# Who has the most Fights/Wins?



## phlaw (Apr 27, 2007)

I mam curious what fighter has the most fights and most wins in the world of MMA.

I was looking on Fullcontactfighter.com and I did find.

Travis "The Ironman" Fulton.

Pro Record: 199 wins, 42 losses and 8 Draws?

I am guessing the Nickname has something do do with that.

Is this the most?  

Thanks


----------



## Kenpojujitsu3 (Apr 27, 2007)

phlaw said:


> I mam curious what fighter has the most fights and most wins in the world of MMA.
> 
> I was looking on Fullcontactfighter.com and I did find.
> 
> ...


 
Yes "The Ironman" has been around since the beginning and fights more in a year than most do in a career.  He fights in alot of the smaller shows and had a few UFC appearances but lost.  He also has the most subs and the KO's if I remember correctly.  If they ever do a legitimate MMA hall of fame he has to be in just for fighting so much and in so many places helping the sport grow.  Check Sherdog's stats for most subs, most KO's, most armbar's, etc.


----------



## EternalSpringtime (Apr 28, 2007)

phlaw said:


> I mam curious what fighter has the most fights and most wins in the world of MMA.
> 
> I was looking on Fullcontactfighter.com and I did find.
> 
> ...


 
Most fights I don't know, maybe Rickson. I remember he had more than 400 brawls in his life, but mostly street fights in Brazil. Many says that it's not true, but I believe that Rickson can beat anybody who would give him trouble in the street. I trained in his school for a while and It was great.
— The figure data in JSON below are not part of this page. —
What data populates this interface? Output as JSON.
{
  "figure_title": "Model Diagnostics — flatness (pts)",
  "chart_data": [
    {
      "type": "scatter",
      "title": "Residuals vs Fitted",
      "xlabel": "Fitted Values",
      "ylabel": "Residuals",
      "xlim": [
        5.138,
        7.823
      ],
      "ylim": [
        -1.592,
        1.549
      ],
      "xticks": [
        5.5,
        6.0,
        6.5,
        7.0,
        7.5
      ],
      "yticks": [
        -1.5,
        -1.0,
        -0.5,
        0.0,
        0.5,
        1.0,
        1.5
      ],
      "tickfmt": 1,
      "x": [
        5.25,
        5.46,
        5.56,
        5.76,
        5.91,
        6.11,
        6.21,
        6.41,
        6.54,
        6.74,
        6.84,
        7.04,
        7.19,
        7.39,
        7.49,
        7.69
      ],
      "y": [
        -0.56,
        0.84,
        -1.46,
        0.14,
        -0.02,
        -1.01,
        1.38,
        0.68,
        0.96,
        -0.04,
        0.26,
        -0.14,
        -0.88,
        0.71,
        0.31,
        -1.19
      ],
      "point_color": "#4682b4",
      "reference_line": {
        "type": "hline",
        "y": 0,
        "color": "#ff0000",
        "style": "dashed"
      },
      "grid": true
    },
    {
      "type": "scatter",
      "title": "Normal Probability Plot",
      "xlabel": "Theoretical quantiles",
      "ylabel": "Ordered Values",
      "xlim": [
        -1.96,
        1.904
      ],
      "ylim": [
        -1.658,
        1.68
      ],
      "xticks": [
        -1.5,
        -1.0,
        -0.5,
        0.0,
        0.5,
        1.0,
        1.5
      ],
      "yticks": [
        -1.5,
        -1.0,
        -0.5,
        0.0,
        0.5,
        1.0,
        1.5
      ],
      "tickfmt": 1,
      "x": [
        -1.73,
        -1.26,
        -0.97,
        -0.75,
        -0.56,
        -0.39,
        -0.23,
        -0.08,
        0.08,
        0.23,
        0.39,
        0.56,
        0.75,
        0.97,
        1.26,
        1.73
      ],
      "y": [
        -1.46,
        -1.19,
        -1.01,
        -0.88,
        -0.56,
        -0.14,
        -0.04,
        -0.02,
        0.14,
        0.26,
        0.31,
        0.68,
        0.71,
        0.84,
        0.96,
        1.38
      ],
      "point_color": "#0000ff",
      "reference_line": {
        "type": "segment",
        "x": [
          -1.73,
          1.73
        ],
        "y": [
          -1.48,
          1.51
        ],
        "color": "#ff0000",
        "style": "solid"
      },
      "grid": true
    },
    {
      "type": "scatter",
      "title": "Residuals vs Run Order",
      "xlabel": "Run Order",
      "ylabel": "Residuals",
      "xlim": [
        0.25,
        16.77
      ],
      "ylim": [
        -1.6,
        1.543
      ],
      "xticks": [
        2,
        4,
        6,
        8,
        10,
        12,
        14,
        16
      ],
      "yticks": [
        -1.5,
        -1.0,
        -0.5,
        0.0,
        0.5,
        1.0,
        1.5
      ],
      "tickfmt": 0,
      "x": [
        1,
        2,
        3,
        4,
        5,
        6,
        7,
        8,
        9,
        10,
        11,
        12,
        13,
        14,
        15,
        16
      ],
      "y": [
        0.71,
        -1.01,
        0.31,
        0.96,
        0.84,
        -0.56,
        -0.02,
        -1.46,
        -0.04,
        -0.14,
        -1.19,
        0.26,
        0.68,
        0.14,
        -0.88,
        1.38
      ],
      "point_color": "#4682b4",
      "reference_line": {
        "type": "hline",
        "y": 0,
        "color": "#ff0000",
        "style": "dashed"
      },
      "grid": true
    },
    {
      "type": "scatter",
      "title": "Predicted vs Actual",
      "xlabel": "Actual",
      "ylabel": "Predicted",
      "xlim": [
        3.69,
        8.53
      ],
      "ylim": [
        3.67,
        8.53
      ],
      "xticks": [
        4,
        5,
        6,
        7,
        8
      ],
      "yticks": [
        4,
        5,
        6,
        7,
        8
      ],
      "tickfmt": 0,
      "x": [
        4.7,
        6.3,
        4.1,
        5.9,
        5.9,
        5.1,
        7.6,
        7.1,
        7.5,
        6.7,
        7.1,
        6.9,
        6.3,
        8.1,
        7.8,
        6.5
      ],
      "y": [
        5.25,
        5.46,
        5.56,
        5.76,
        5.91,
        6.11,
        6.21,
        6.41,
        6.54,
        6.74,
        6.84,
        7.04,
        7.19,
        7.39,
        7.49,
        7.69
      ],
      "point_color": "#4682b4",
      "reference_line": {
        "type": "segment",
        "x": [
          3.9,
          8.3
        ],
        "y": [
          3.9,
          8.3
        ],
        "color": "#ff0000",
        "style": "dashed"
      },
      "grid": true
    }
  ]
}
Regarding the most wins. Fedor fought 27 times and never lost. His fights were the most professional in which he defeated the best such as Nogueira and Cro Cop. He once lost by a cut, but that was unfair, because when Fedor had a rematch with Tsuyoshi Kohsaka, Fedor was able to hit the guy and open grooves on his face, but they didn't stop the fight. I hope to see him in the UFC, I want him to fight Tim, Gonzaga, or Cro cop again.:uhyeah:


----------



## phlaw (Apr 30, 2007)

So anyone kno who is the next closest behind Travis Fulton?

Thanks


----------



## Skip Cooper (May 2, 2007)

According to UFC.com:

Jeremy Horn   W87-L14-D6 
Shonie Carter W66-L14-D7


I believe this only includes those fighters who are currently contracted with the UFC. It does not represent all of MMA.


----------



## phlaw (May 2, 2007)

Dan Severn  81-15-7


----------



## Rebiu (May 13, 2007)

Interesting I faught both Jeremy Horn and Travis Fulton about ten years ago.


----------



## Kenpojujitsu3 (May 14, 2007)

Rebiu said:


> Interesting I faught both Jeremy Horn and Travis Fulton about ten years ago.


 
What's your name?


----------



## Rebiu (May 14, 2007)

Kenpojujitsu3 said:


> What's your name?



Jaymon Hotz


----------



## Kenpojujitsu3 (May 14, 2007)

Rebiu said:


> Jaymon Hotz


 
Thanks, Kudos for stepping into the cage.


----------



## phlaw (May 15, 2007)

Anyone who is interested, I just found out Travis Fulton is fightin in Chicago this weekend for the IFL.  I wish I leved closer to Chicago.


----------



## Rebiu (May 27, 2007)

phlaw said:


> Anyone who is interested, I just found out Travis Fulton is fightin in Chicago this weekend for the IFL.  I wish I leved closer to Chicago.



Cool.  How did it go?


----------



## phlaw (May 28, 2007)

Sounds like Fulton forgot how to fight.  I haven't seen any video, but it sounds like Rothwell handled him pretty good.-


----------



## Nobody (May 31, 2007)

Wins177  By knockout56  By submission117Losses43Draws9No contests1
That is still quite a record wow!


----------